Много ночей подряд пуржило, но всякое утро мартышки оказывались незаснеженными, в точности как в тот день, когда вышвырнули их во двор, жилистых, безобразных, сжимавших ручками и ножками своими дохлых крыс. Когда бдительность стала все более и более непрактична, все яды, оранжевые кристаллы цианида и бесцветные кислоты швырнули в печь, а также с унылой предусмотрительностью уничтожили все острые инструменты. Они тревожились; несколько неузнанных, немытых врачей бродило без памяти в стае пациентов, а одна молодая диетсестра считала себя гражданской женой пятидесятидевятилетнего гебефреника. В ночь перед восстанием воры содрали деревянную табличку, подписанную защищенным словом «приют», сожгли ее на самой холодной заре из всех, известных анналам, и учреждение перестало быть пристанищем.
Перед зарею наутро бунта Мадам Снеж стояла одна при свече в задней комнате, где сваливали пиленые дрова, держа сворованную курицу, которая легко сопротивлялась у нее под пальцами. Она не видела четырех каменных стен или узкого открытого окна и, стоя в линялом платье с неровным подолом, что некогда надевалось только на балы, в неподвязанном измаранном кимоно, хлопавшем ее по ногам, она смотрела в перепуганные глаза курицы и холода не чувствовала. Босые ноги Мадам Снеж были белы, все пальцы в опилках. Дверь за нею заперта, воск стекал с позолоченного подсвечника, а птица трепетала, пыталась высвободить крылья из крепкой хватки. Пульс у старухи бился медленно, медленнее, но постоянно, и серое невидимое окно начинало сереть. Перья, поеденные паршою, дрожали и боязливо дышали. Мягкие обломанные коготки пинались старухе в запястье. На миг в окно кельи уставилось лицо Кайзера, худое, унылое, — и тут же пропало, ощупью пролагая путь по земле, что была ныне чужда его касанью. Старуха смотрела, как дичь изгибает шею, моргает глазками с розовыми веками, — и тщательно оседлала судорожно бьющуюся шею двумя пальцами, сжала их на обляпанной грязью груди, а другой рукой схватила за голову, что на ощупь была как будто бы сплошь костью и движущимися чешуйками. Бледные желтые ноги немо гребли взад и вперед, щелки дышали у нее под ладонью. Мадам Снег сжала кулаки и быстро дернула их врозь так, что голова птицы пронеслась по комнате, ударилась в стену и упала в кучу стружки, клюв ее щелкнул, открывшись и закрывшись, глаза пялились вверх на взбухающий свет. Тушку с ее разорванной шеей и затисканную отметинами пальцев она бросила в ведерко воды и, нагнувшись в сером свете, сощурилась — и счистила перышки с переда своего кимоно.

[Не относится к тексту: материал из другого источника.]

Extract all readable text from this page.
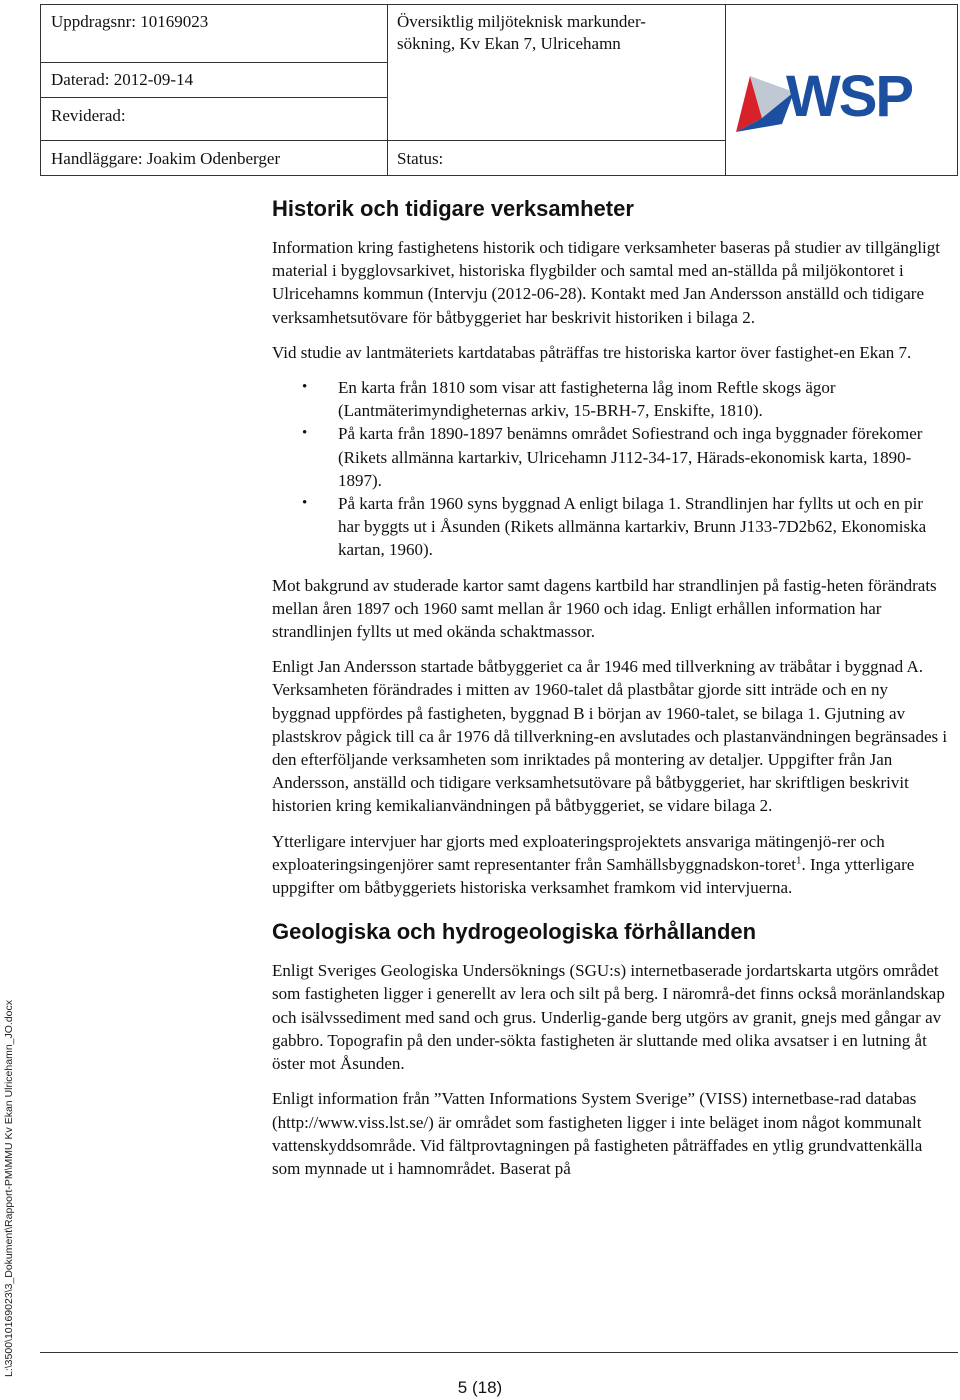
Uppdragsnr: 10169023
Daterad: 2012-09-14
Reviderad:
Handläggare: Joakim Odenberger
Översiktlig miljöteknisk markunder-
sökning, Kv Ekan 7, Ulricehamn
Status:
WSP
L:\3500\10169023\3_Dokument\Rapport-PM\MMU Kv Ekan Ulricehamn_JO.docx
Historik och tidigare verksamheter

Information kring fastighetens historik och tidigare verksamheter baseras på studier av tillgängligt material i bygglovsarkivet, historiska flygbilder och samtal med an-ställda på miljökontoret i Ulricehamns kommun (Intervju (2012-06-28). Kontakt med Jan Andersson anställd och tidigare verksamhetsutövare för båtbyggeriet har beskrivit historiken i bilaga 2.

Vid studie av lantmäteriets kartdatabas påträffas tre historiska kartor över fastighet-en Ekan 7.

• En karta från 1810 som visar att fastigheterna låg inom Reftle skogs ägor (Lantmäterimyndigheternas arkiv, 15-BRH-7, Enskifte, 1810).
• På karta från 1890-1897 benämns området Sofiestrand och inga byggnader förekomer (Rikets allmänna kartarkiv, Ulricehamn J112-34-17, Härads-ekonomisk karta, 1890-1897).
• På karta från 1960 syns byggnad A enligt bilaga 1. Strandlinjen har fyllts ut och en pir har byggts ut i Åsunden (Rikets allmänna kartarkiv, Brunn J133-7D2b62, Ekonomiska kartan, 1960).

Mot bakgrund av studerade kartor samt dagens kartbild har strandlinjen på fastig-heten förändrats mellan åren 1897 och 1960 samt mellan år 1960 och idag. Enligt erhållen information har strandlinjen fyllts ut med okända schaktmassor.

Enligt Jan Andersson startade båtbyggeriet ca år 1946 med tillverkning av träbåtar i byggnad A. Verksamheten förändrades i mitten av 1960-talet då plastbåtar gjorde sitt inträde och en ny byggnad uppfördes på fastigheten, byggnad B i början av 1960-talet, se bilaga 1. Gjutning av plastskrov pågick till ca år 1976 då tillverkning-en avslutades och plastanvändningen begränsades i den efterföljande verksamheten som inriktades på montering av detaljer. Uppgifter från Jan Andersson, anställd och tidigare verksamhetsutövare på båtbyggeriet, har skriftligen beskrivit historien kring kemikalianvändningen på båtbyggeriet, se vidare bilaga 2.

Ytterligare intervjuer har gjorts med exploateringsprojektets ansvariga mätingenjö-rer och exploateringsingenjörer samt representanter från Samhällsbyggnadskon-toret$^1$. Inga ytterligare uppgifter om båtbyggeriets historiska verksamhet framkom vid intervjuerna.

Geologiska och hydrogeologiska förhållanden

Enligt Sveriges Geologiska Undersöknings (SGU:s) internetbaserade jordartskarta utgörs området som fastigheten ligger i generellt av lera och silt på berg. I närområ-det finns också moränlandskap och isälvssediment med sand och grus. Underlig-gande berg utgörs av granit, gnejs med gångar av gabbro. Topografin på den under-sökta fastigheten är sluttande med olika avsatser i en lutning åt öster mot Åsunden.

Enligt information från ”Vatten Informations System Sverige” (VISS) internetbase-rad databas (http://www.viss.lst.se/) är området som fastigheten ligger i inte beläget inom något kommunalt vattenskyddsområde. Vid fältprovtagningen på fastigheten påträffades en ytlig grundvattenkälla som mynnade ut i hamnområdet. Baserat på

5 (18)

Несколько мгновений спустя посыльный, сердитый, полусонный, забарабанил в окно передней комнаты и закричал:
— Бунт, бунт в психушке, — и улязгал прочь, колотя в следующие двери, зовя пойманных врасплох женщин, встревоженных, сипевших.
Когда Стелла добралась до Бургомистра, так и не снявши кимоно, волосы вразлет, там обнаружила она огромную склочную толпу женщин, уже собравшихся. Бургомистр — прежде, чем взять под уздцы селян, которых попросили выслать подмогу, — препоясал себе брюхо в ночном халате красной перевязью и, рассеянный, но крепкий, стоял на обледенелых ступеньках, распределяя инструментарий и слова поощренья уже рассвирепевшим каргам.